Chayee Doe, Deputy President of the main rebel movement, Liberians United for Reconciliation and Democracy (LURD), said that Taylor's forces had violated the ceasefire on several fronts, a claim which could not be independently verified.
"Today and since last week we have been attacked in Lofa county [north], they are the ones violating the ceasefire.
"We have no plans to attack the capital, but if they continue to attack us we will fight back. We have held the ceasefire."
Liberia has been wracked by almost non-stop civil war since the 1990s, turning it into one of the world's poorest nations.
A tenuous ceasefire agreement was eventually signed on June 17, providing for "comprehensive peace talks" within 30 days on the establishment of a transition government from which Taylor would be excluded.
Warlord-turned-president Taylor, who now controls only a fifth of his country, has agreed to step down and accept asylum in Nigeria but only once an international peacekeeping force is in place.
But rebels from the LURD, who have besieged the capital, have demanded his immediate resignation.
The Economic Community of West African States (ECOWAS) on Wednesday announced its intention to quickly send up to 1,500 soldiers to Monrovia, where a US military assessment team arrived earlier this week.

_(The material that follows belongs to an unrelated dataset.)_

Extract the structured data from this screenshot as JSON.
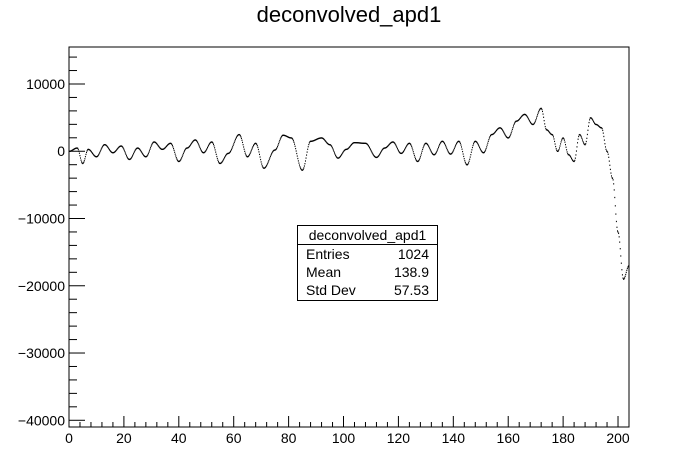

"Any troop deployment before the departure of Taylor shall be viewed as a means to prop up Taylor's dying regime and to further prolong the crisis," LURD said in its statement.
More than a dozen years of conflict in Liberia have claimed at least 250,000 lives and spread chaos in west Africa, where the fighting has fuelled a humanitarian crisis.
US military experts are currently touring the country to assess humanitarian and security needs in Liberia, which was set up in the nineteenth century as a homeland for America's freed slaves.
There have been repeated calls for US help in setting up a peacekeeping force but US President George Bush has so far refused to make any commitments or promise troops for the mission.
Washington did not want to overstretch US forces, already busy on manpower-intensive missions in the former Yugoslavia, Afghanistan and Iraq, Bush said.
Nigeria, Mali and Ghana have already pledged to send 1,500 peacekeepers to the war-torn nation.
Liberian Defense Minister Daniel Chea told AFP that the government supported the ceasefire.
"We believe in the ceasefire and support the peace effort in Accra, but we have been attacked. We don't want to get involved in full-force fightings. We believe our people deserve peace. They are only trying to get us involve in undermining the ceasefire and we are not going to be part of such efforts."